Complete sample likelihood analysis of complex surveys

Ahhh, sample likelihood! It hasn’t yielded up all its secrets, not even in the two decades since I carried out some research on this exact topic whilst on sabbatical at the University of Southampton. The seminar I gave on my return to Canberra was called “Round the World with Maximum Likelihood”. The likelihood of another round-the-world trip is pretty low at the moment, but opportunities to engage with the concept are clearly still plentiful.

Associate Professor Robert Clark of the Research School of Finance, Actuarial Studies as and Statistics gave this seminar to the School via Zoom on Thursday 3 September. He’s been working on this topic with Dr Francis Hui, also of RSFAS.

Robert put his talk in  the context of regression analysis of complex survey data. Why is this a thing? Why can’t you just request a regresssion in your avourite stats package, declare a vector of weights, and be done with it? Well you can do that, it’s called maximum pseudo-likelihood (Skinner et al 1989), and it’s a pretty common solution.
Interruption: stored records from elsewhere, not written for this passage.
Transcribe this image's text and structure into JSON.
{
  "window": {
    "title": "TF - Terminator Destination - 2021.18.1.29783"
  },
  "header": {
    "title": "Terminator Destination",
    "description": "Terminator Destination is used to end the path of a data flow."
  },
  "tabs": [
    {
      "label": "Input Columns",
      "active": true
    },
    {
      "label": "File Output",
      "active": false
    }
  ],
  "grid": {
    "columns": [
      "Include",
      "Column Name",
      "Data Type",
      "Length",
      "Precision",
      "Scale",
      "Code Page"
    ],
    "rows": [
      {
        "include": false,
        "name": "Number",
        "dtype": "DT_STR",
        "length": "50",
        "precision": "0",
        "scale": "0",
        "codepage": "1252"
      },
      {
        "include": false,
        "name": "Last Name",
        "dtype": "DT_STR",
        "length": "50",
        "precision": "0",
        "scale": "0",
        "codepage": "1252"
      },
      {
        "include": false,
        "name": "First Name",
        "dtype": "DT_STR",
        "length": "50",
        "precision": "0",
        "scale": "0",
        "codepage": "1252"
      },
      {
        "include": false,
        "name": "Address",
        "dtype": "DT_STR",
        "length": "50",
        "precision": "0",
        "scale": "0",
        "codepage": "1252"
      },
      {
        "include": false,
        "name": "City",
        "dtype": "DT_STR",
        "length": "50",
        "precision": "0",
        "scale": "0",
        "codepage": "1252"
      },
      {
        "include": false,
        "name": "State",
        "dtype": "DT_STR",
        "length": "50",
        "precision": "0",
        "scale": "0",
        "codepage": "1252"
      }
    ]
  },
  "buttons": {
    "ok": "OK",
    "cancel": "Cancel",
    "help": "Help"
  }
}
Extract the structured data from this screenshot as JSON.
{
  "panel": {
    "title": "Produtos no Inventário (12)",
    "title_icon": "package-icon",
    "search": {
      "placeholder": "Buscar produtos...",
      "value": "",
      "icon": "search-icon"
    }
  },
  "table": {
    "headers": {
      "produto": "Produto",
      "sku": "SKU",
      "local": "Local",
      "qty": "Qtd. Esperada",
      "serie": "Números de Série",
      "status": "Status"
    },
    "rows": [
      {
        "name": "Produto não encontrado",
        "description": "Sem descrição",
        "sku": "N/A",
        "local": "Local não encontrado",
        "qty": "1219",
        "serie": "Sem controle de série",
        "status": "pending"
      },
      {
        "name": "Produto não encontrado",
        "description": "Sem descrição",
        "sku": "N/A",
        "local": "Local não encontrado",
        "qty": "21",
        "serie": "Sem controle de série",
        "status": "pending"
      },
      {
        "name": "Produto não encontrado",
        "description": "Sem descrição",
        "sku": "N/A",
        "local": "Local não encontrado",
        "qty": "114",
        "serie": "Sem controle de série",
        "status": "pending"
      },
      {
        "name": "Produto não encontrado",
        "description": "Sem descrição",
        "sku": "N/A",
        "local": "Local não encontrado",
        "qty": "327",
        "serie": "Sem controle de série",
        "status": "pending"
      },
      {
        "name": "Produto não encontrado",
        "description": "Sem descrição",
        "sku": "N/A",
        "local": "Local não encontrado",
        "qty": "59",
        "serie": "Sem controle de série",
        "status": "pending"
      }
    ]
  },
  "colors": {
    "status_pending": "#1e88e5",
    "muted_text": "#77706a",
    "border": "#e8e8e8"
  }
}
However it ignores the extra layers of relationship in the sample design and so more nuanced solutions are definitely desirable.

Robert particularly introduced the complete sample likelihood approach, inspired by the maximum sample likelihood models of Pfeffermann et al (1998). He (or rather Francis) fitted these model using the TMB package in R. Model checking includes the use of the randomised quantile residuals published by Dunn & Smyth (1996). The complete sample likelihood estimates should eventually be as easy to implement as the pseudo-likelihood ones, with the benefit of smaller standard errors.